My goal is to find out the link between the special ssh session and some running/started process to control who could bring down/crash/destroy/etc. services on my machine.

  1. Maybe there are apps/services for that
  2. Or maybe there are several commands to make it happen

Thank you.

  • 1
    What about pstree -lnu | less or pstree -lnupa | less ? Look for sshd ot for user names in their output.
    – user17530
    Mar 28, 2016 at 10:48
  • @skwllsp cool, I will dig that way :) thanks. p.s. i need to also output ssh client ip information insteard of PIDs of sshd :) Mar 28, 2016 at 11:59
  • sudo lsof -i will tell you which PIDs are connecting to what network addresses. Mar 28, 2016 at 20:03

3 Answers 3


What about

pstree -lnu | less 


pstree -lnupa | less 

Look for sshd or for username in their output.
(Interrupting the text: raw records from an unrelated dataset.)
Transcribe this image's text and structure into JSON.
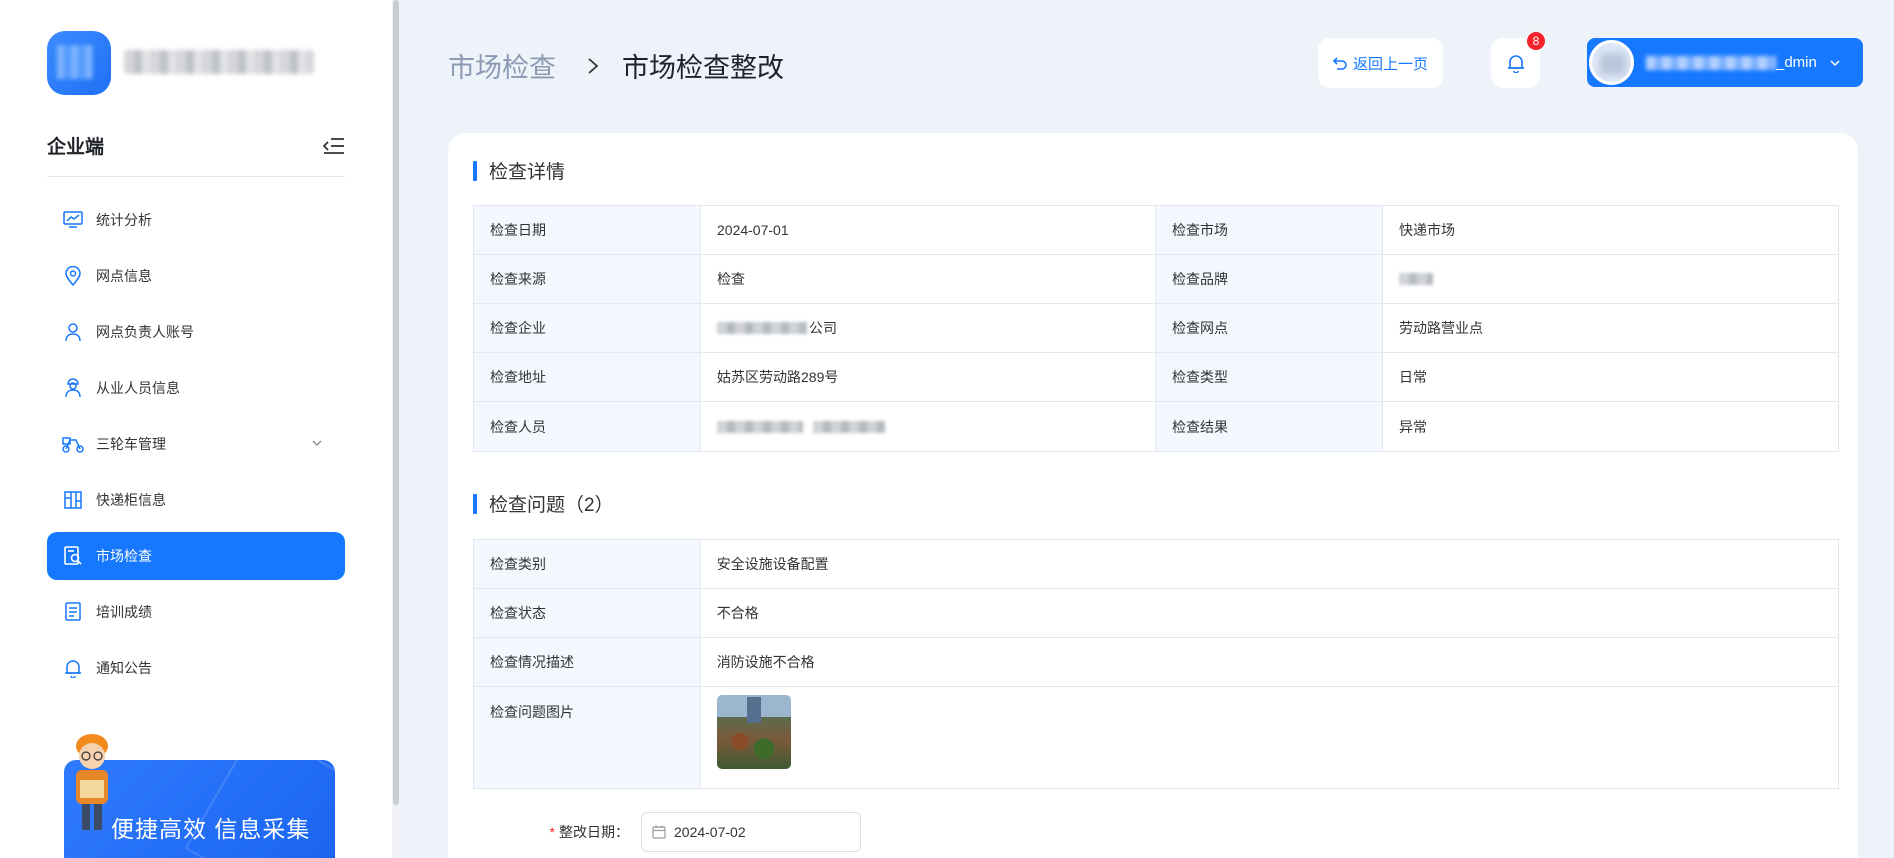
{
  "sidebar": {
    "title": "企业端",
    "menu": [
      {
        "label": "统计分析",
        "icon": "chart-icon"
      },
      {
        "label": "网点信息",
        "icon": "location-icon"
      },
      {
        "label": "网点负责人账号",
        "icon": "user-icon"
      },
      {
        "label": "从业人员信息",
        "icon": "worker-icon"
      },
      {
        "label": "三轮车管理",
        "icon": "tricycle-icon"
      },
      {
        "label": "快递柜信息",
        "icon": "locker-icon"
      },
      {
        "label": "市场检查",
        "icon": "inspect-icon"
      },
      {
        "label": "培训成绩",
        "icon": "certificate-icon"
      },
      {
        "label": "通知公告",
        "icon": "bell-icon"
      }
    ],
    "promo_text": "便捷高效 信息采集"
  },
  "header": {
    "breadcrumb_parent": "市场检查",
    "breadcrumb_current": "市场检查整改",
    "back_label": "返回上一页",
    "notification_count": "8",
    "user_suffix": "_dmin"
  },
  "detail": {
    "title": "检查详情",
    "rows": [
      {
        "l1": "检查日期",
        "v1": "2024-07-01",
        "l2": "检查市场",
        "v2": "快递市场"
      },
      {
        "l1": "检查来源",
        "v1": "检查",
        "l2": "检查品牌",
        "v2": ""
      },
      {
        "l1": "检查企业",
        "v1": "公司",
        "l2": "检查网点",
        "v2": "劳动路营业点"
      },
      {
        "l1": "检查地址",
        "v1": "姑苏区劳动路289号",
        "l2": "检查类型",
        "v2": "日常"
      },
      {
        "l1": "检查人员",
        "v1": "",
        "l2": "检查结果",
        "v2": "异常"
      }
    ]
  },
  "issues": {
    "title": "检查问题（2）",
    "rows": [
      {
        "label": "检查类别",
        "value": "安全设施设备配置"
      },
      {
        "label": "检查状态",
        "value": "不合格"
      },
      {
        "label": "检查情况描述",
        "value": "消防设施不合格"
      },
      {
        "label": "检查问题图片",
        "value": ""
      }
    ]
  },
  "form": {
    "rectify_date_label": "整改日期：",
    "rectify_date_value": "2024-07-02"
  },
  "colors": {
    "primary": "#1677ff",
    "badge": "#f5222d",
    "bg": "#eef3fa"
  }
}
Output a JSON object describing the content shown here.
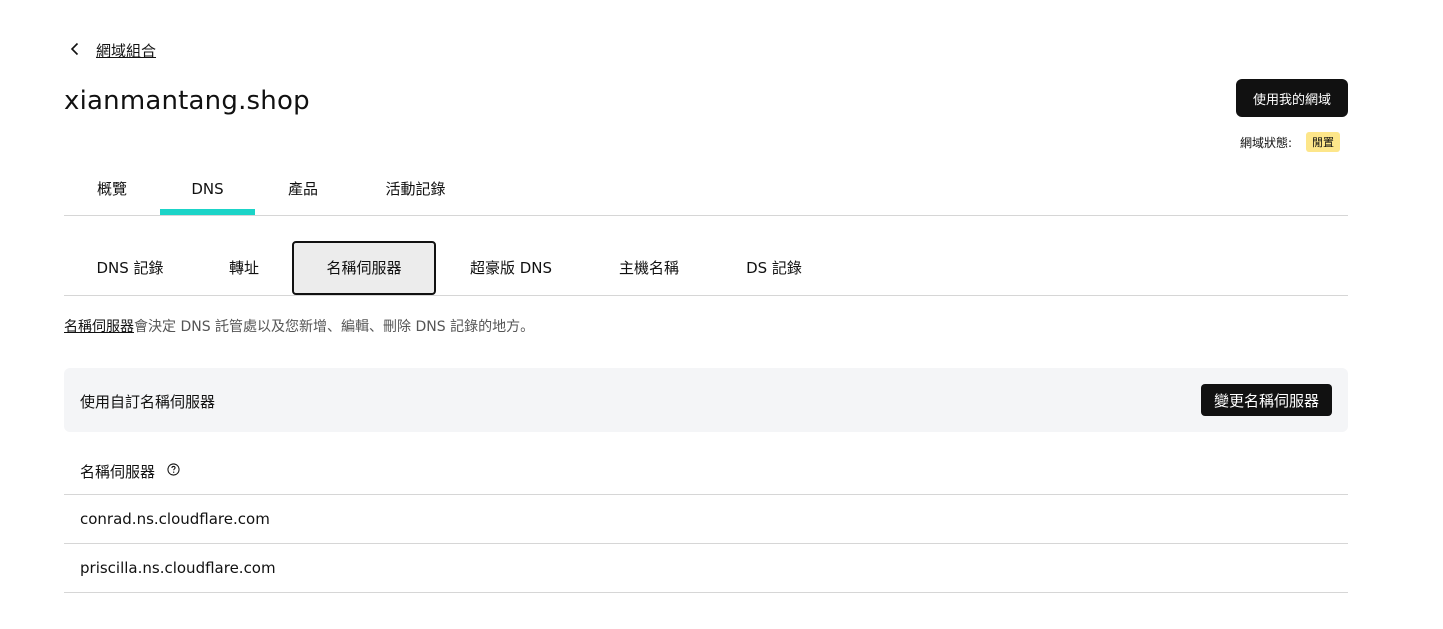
{
  "breadcrumb": {
    "back_label": "網域組合",
    "icon": "chevron-left-icon"
  },
  "domain": {
    "name": "xianmantang.shop"
  },
  "actions": {
    "use_domain_label": "使用我的網域"
  },
  "status": {
    "label": "網域狀態:",
    "value": "閒置",
    "badge_color": "#fde68a"
  },
  "tabs": [
    {
      "label": "概覽",
      "active": false
    },
    {
      "label": "DNS",
      "active": true
    },
    {
      "label": "產品",
      "active": false
    },
    {
      "label": "活動記錄",
      "active": false
    }
  ],
  "accent_color": "#1bd4c8",
  "subtabs": [
    {
      "label": "DNS 記錄",
      "active": false
    },
    {
      "label": "轉址",
      "active": false
    },
    {
      "label": "名稱伺服器",
      "active": true
    },
    {
      "label": "超豪版 DNS",
      "active": false
    },
    {
      "label": "主機名稱",
      "active": false
    },
    {
      "label": "DS 記錄",
      "active": false
    }
  ],
  "description": {
    "link": "名稱伺服器",
    "text": "會決定 DNS 託管處以及您新增、編輯、刪除 DNS 記錄的地方。"
  },
  "panel": {
    "label": "使用自訂名稱伺服器",
    "button_label": "變更名稱伺服器"
  },
  "nameservers": {
    "header": "名稱伺服器",
    "help_icon": "question-circle-icon",
    "rows": [
      "conrad.ns.cloudflare.com",
      "priscilla.ns.cloudflare.com"
    ]
  }
}
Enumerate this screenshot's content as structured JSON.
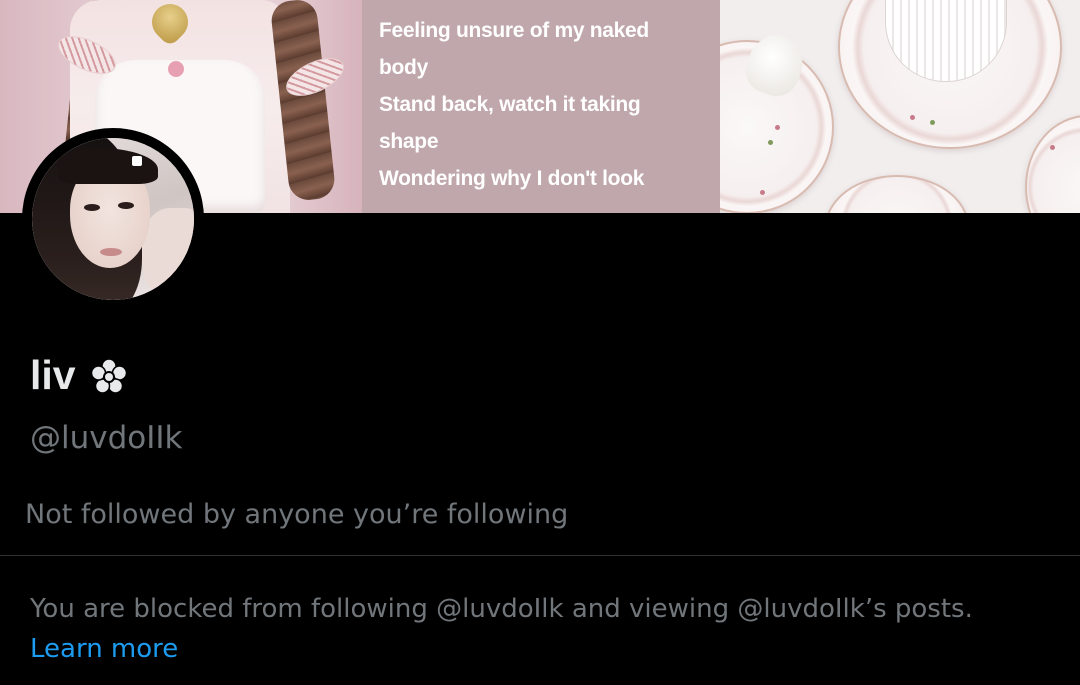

  1. Add special user and group for each of your friends
  2. Use SELinux with Permissive mode

Each user should have their own credentials, so it's just a matter of displaying all the processes of a given user. If you have a process ID, you can know which user started it by running ps -Af and looking in the “USER” column (many other combinations of options will list this information, check the ps man page on your system). Given a user bob, ps -u bob will list all of that user's processes. If you want to see what processes are running on your system, htop is a convenient interactive process explorer.

The command who lists active sessions. For SSH sessions, it lists the original IP address. You can find more information in the system logs (the location depends on your distribution, for example /var/log/auth.log on Debian with SysVinit). The commands last and lastcomm (part of the acct package, often not installed by default) provide some information about past sessions.